Deep learning changes that. In this field, deep learning enables AI to learn the meaning of words or phrases through directly observing how they are used in a paragraph. As a result, instead of requiring pre-identified contexts or humans to clarify meanings and define relations, the meaning and relations of words or phrases are learned simply from raw paragraphs. This means that when a person searches for ‘clear plaster’, the AI understands they are more likely to mean the first aid item than the furnishing material, which brings the NLP level closer to a human learner’s level.

Deep learning does need input of a large amount of text (corpus), usually obtained from sources such as news sites, Wikipedia and Reddit comments, before the computer “learns the vector representation for each discrete token,” Sun says. A vector is where similar words are mapped in proximity to one another to indicate how those of the same context are likely to share semantic meaning.

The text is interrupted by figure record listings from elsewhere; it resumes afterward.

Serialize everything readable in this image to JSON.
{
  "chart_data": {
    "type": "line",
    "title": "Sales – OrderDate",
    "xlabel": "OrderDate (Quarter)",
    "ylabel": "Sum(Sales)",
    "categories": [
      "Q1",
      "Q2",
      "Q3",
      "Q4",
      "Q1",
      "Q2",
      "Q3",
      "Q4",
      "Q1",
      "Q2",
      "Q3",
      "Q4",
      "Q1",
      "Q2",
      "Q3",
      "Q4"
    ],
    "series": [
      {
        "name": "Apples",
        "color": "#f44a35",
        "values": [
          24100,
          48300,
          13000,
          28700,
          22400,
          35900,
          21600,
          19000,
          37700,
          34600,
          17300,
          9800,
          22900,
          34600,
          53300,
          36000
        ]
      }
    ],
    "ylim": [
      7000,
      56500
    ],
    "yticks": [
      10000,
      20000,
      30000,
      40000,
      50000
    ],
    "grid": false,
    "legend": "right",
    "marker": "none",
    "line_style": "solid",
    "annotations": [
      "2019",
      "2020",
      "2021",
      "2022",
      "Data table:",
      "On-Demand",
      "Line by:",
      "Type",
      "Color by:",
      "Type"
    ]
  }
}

Deep learning and vector-mapping make AI’s language processing more accurate without much human intervention, as well as opens up new opportunities for keyword-based marketing and sharper sentiment analysis.

The vectors become significant when leveraged for keyword-based marketing. A human marketer would need to ideate a list of keywords to target, but with deep learning you would just need to give the AI a ‘seed’, “and then in the vector space it could find similar keywords,” says Sun.

For example, imagine you are a travel company creating a list of keywords to target potential customers. You might add words like ‘vacation’, ‘holiday’, ‘flight’, ‘cruise’, ‘getaway’ on your list. An AI well versed in NLP would also understand that a user searching for ‘Cebu’ and ‘Philippines’ in the right context would also be interested in travel.

Secondly, deep learning-based NLP allows for better sentiment analysis, which means it is more accurate at telling whether users feel positively or negatively about their keywords. If a user searched for ‘Cebu’ and ‘earthquake’ rather than ‘Cebu’ and ‘diving’, then the AI would recognize that this user may not be a target candidate for a travel brand. “You will get a 10 to 20 percent accuracy boost right away,” Sun asserts.

Powerfully, deep learning-based NLP allows marketers to gain a detailed understanding of users, generating more valuable insights. Not only does this enable you to widen the group of people you can target, you can also target them with more relevant offers. A ‘Cebu’ plus ‘diving’ searcher may not have been included if you had only used ‘travel’ keywords to define your target market, but now they are on the radar thanks to the vectors. You can then target them with offers to that specific destination, or perhaps other diving destinations in Southeast Asia.

The Current Limits of NLP

Despite some excellent benefits, NLP still needs to bridge some gaps, particularly when it comes to features such as generating description. “The generation performance is less stable than the understanding test,” Sun admits. “Sometimes it will generate unexpected things, so humans do need to double-check it.”

The other challenging area relates to the data source you choose to train the AI on. “The risk is because it is learned directly from your data. If your data is corrupted or wrong then you will have garbage in garbage out,” he adds. This means you will still need humans to verify data sources.

Overall, however, Sun is confident that future generations of deep learning-based NLP will be fine-tuned to require less and less human intervention. It has already “reduced the human workflow and made marketing more scalable,” he says. In the next few years, watch out for greater confidence in chatbots handling sophisticated queries and further automation of marketing activities.

For now, it is clear that what deep learning-based NLP offers businesses and marketing – accurate identification of a wider target audience matched with more relevant offers – equates to a good investment. It will be exciting to see what AI can deliver next.